Non English Characters in HDF5 file name


#1

The HDF5 doesn’t supports non english characters(e.g: Japanese chars) in the file name(H5).

Means H5F.Create,Open & Close functions fails when the file name in non english characters. I know its supports UTF-8 characters in the group name,Dataset, attributes names and values. But its not supporting with the file name.

Is there any other way to work with it. I need the file name in japanese character.


#2

For what it’s worth: We at the HDF Group have long-considered whether full Unicode / UTF-8 support (including filenames) should be put on the roadmap, but it’s generally been the classic challenge of:

  1. Fairly significant effort
  2. Historically low community interest

It would be interesting to hear from other folks in the HDF community to see if there’s strong interest in adding Unicode support throughout the library. Is this something that the international HDF users would be open to crowdfunding?

Cheers!

– Dave


#3

Hi David!

19.07.2018 3:16, david.pearah пишет:

For what it’s worth: We at the HDF Group have long-considered whether
full Unicode / UTF-8 support (including filenames) should be put on the
roadmap, but it’s generally been the classic challenge of:

  1. Fairly significant effort
  2. Historically low community interest

It would be interesting to hear from other folks in the HDF community
to see if there’s strong interest in adding Unicode support throughout
the library. Is this something that the international HDF users would be
open to crowdfunding?

I’m not sure about monetary funding, but hopefully public issue tracker
provides a nice place for technical discussions and pull requests, soon!
At least, current solutions/workarounds could be summarized/collected
there, for anyone’s reference.

For now, some pretty valuable information is available at


(please also follow the links)

Best wishes,
Andrey Paramonov


#4

I believe that it will work if you pass a path to H5Fcreate that uses system text encoding (also called “system locale”, “language for non-Unicode programs”, “current code page”), and if all of the characters you are using can be represented in system text encoding. If your path is originally in UTF-8 and you are running on a Japanese system, then you would need to convert from UTF-8 to Shift-JIS using UTF-16 as an intermediary.
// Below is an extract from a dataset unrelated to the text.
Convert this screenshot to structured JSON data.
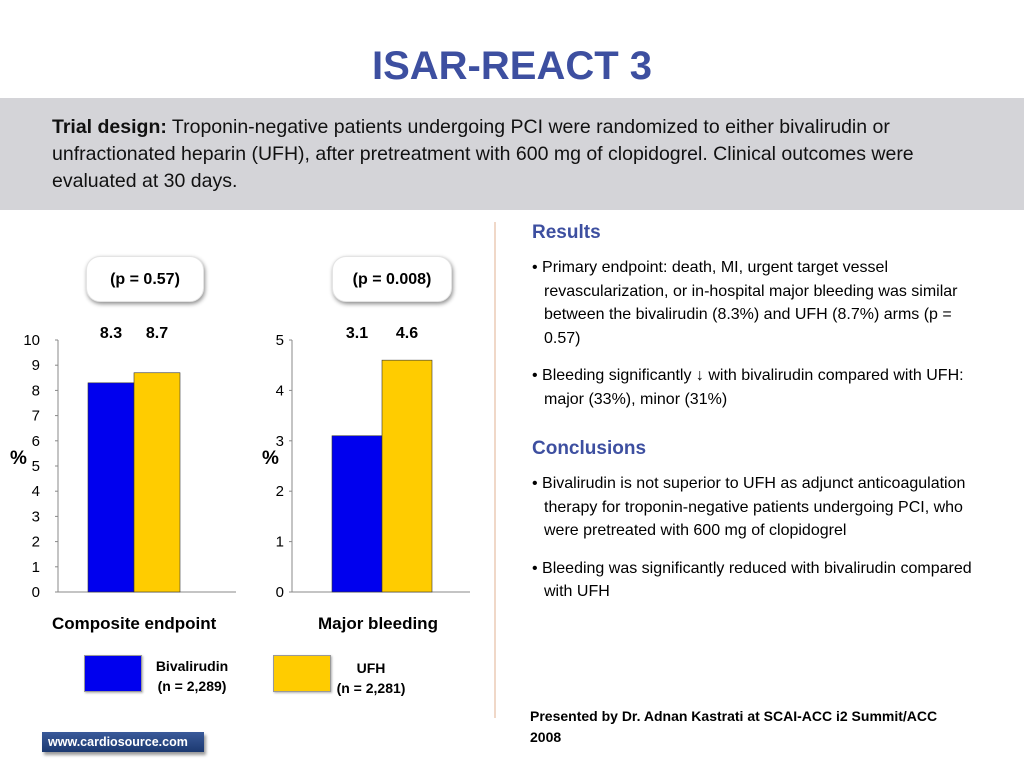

To do this, first use MultiByteToWideChar to convert from UTF-8 (CP_UTF8) to UTF-16. Then use WideCharToMultiByte to convert from UTF-16 to the current code page (CP_ACP). If the characters in the original path can be represented in the current code page (i.e., system locale), this will succeed and give you a path that should work with H5Fcreate.


#5

We recently ran into this issue–specifically with Unicode characters in the filename. We are working exclusively on Windows-based systems so this probably doesn’t apply to other environments. What I’m doing to work around the issue is passing the Windows short file path (8.3 format) to the H5open. You can get the short name from an already existing path using GetShortPathName in the kernel32.dll. Since the path needs to already exist, it would not be possible for the filename to contain Unicode characters, only the path. The didn’t matter for us since the filename is always the same, only the path is chosen by the user.